Black Mountain Days: A Memoir by Michael Rumaker

The new edition of this indispensable book has now just been published by Spuyten Duyvil in New York [ISBN 978-1-933132-66-2]

The front cover has a picture of Charles Olson with Connie Olson and students on the porch at Black Mountain in 1953.

Jonathan Williams suggested that this book allowed one to feel that he/she is there, living through Black Mountain’s endless difficulties in the most intimate way.

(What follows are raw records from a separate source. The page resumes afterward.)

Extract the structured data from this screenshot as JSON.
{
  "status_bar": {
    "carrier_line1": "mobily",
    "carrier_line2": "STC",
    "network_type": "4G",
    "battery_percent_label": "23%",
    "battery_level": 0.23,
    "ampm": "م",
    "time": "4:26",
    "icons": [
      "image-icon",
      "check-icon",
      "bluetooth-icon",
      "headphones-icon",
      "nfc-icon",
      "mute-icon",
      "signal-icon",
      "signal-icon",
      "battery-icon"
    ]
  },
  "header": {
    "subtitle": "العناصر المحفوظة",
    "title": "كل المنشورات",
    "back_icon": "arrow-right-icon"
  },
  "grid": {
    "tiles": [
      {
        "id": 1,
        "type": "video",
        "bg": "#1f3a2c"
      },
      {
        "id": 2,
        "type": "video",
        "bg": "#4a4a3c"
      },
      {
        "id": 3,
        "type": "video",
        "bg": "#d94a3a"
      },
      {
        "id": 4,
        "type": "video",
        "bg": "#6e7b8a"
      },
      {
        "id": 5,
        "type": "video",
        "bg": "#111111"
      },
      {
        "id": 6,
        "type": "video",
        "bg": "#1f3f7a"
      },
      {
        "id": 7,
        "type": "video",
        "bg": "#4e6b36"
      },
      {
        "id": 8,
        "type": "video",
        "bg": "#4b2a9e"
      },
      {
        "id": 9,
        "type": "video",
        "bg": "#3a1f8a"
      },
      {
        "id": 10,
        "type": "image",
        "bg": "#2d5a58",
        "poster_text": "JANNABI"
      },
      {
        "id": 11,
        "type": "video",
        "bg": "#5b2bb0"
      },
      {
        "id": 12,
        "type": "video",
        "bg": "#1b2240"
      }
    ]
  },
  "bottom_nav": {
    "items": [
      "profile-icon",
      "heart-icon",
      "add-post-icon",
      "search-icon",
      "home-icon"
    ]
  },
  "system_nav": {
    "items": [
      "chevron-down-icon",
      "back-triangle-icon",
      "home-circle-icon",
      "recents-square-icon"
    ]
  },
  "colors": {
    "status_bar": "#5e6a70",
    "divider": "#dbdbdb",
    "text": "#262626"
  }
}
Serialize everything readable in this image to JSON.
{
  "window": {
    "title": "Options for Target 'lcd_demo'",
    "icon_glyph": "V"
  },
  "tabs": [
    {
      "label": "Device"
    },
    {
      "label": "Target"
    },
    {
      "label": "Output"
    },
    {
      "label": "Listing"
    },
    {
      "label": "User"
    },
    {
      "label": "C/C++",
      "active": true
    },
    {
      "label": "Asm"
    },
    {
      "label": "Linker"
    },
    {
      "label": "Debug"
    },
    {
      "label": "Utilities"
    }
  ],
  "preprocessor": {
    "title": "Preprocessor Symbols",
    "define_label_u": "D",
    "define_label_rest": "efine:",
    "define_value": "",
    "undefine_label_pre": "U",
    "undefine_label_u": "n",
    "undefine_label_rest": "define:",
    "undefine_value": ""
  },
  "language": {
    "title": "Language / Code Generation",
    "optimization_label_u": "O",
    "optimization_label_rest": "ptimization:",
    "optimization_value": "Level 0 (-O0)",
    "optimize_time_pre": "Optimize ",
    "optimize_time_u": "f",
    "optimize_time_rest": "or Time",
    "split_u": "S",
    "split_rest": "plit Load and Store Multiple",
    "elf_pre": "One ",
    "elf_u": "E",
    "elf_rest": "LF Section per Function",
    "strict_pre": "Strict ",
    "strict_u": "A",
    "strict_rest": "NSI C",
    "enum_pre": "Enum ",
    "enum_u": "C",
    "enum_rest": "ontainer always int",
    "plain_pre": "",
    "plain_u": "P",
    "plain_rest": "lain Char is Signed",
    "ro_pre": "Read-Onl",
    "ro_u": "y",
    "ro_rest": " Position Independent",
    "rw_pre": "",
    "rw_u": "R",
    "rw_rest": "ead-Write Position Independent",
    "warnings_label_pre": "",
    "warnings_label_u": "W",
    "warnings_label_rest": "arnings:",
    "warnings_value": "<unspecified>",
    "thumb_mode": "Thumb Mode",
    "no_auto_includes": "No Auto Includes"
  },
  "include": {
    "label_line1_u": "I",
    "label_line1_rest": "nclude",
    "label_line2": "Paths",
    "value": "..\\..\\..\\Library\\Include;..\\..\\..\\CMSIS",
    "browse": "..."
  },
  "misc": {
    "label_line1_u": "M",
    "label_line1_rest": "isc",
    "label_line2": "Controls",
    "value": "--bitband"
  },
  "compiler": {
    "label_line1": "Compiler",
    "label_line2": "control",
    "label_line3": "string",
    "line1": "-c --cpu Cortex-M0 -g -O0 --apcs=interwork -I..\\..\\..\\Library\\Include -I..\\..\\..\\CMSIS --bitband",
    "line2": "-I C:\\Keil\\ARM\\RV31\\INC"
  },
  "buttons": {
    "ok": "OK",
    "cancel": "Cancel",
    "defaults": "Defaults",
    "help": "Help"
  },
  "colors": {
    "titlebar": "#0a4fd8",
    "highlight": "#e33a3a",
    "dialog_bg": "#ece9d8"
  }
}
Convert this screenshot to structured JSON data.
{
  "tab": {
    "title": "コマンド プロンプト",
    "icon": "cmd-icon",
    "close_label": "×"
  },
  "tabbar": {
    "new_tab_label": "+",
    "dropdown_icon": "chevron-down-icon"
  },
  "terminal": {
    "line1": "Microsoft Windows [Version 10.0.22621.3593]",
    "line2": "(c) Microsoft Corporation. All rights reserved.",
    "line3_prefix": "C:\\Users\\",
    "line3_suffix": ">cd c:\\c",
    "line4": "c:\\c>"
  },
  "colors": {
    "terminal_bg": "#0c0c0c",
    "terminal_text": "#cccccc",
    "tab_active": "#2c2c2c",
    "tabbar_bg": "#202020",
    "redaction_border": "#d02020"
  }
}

It is a terrific read and is, for me, by far the most illuminating documentation of what life was like at Black Mountain as the last few years were energised by Robert Creeley and Robert Duncan, Edward Dorn and Fielding Dawson. Dawson’s own account, The Black Mountain Book [Wesleyan College Press, reprinted 1991] is also a vital testimonial to what exciting times these were and those interested need also to look at Martin Duberman’s Black Mountain, An Exploration in Community [published in England by Wildwood House in 1974].

Michael Rumaker’s style is both vivid and intimate and he was a writer of so-called ‘Dirty Realism’ before the term had been invented! His powerful short story Exit 3 had opened with a question from the narrator as he is trapped in a relationship of violence and brotherhood: ‘Who the hell are you?’ It ended with a marine forcing a fight that is bound to destroy him and saying ‘I’ll show you who the hell I am.’ In 1966 Penguin issued a selection of Rumaker’s short stories under the title Exit 3 and other stories and the editor, Tony Goodwin, chose a cover for it depicting a manic figure whose fist is punching glass only to crack it not to break it. This was the first photograph cover that Penguin ever used!

 

One response »

  1. “… a picture of Charles Olson with Connie Olson …”. That is, of course, not the mistreated wife Connie, but the daughter Kate, who also ended up badly.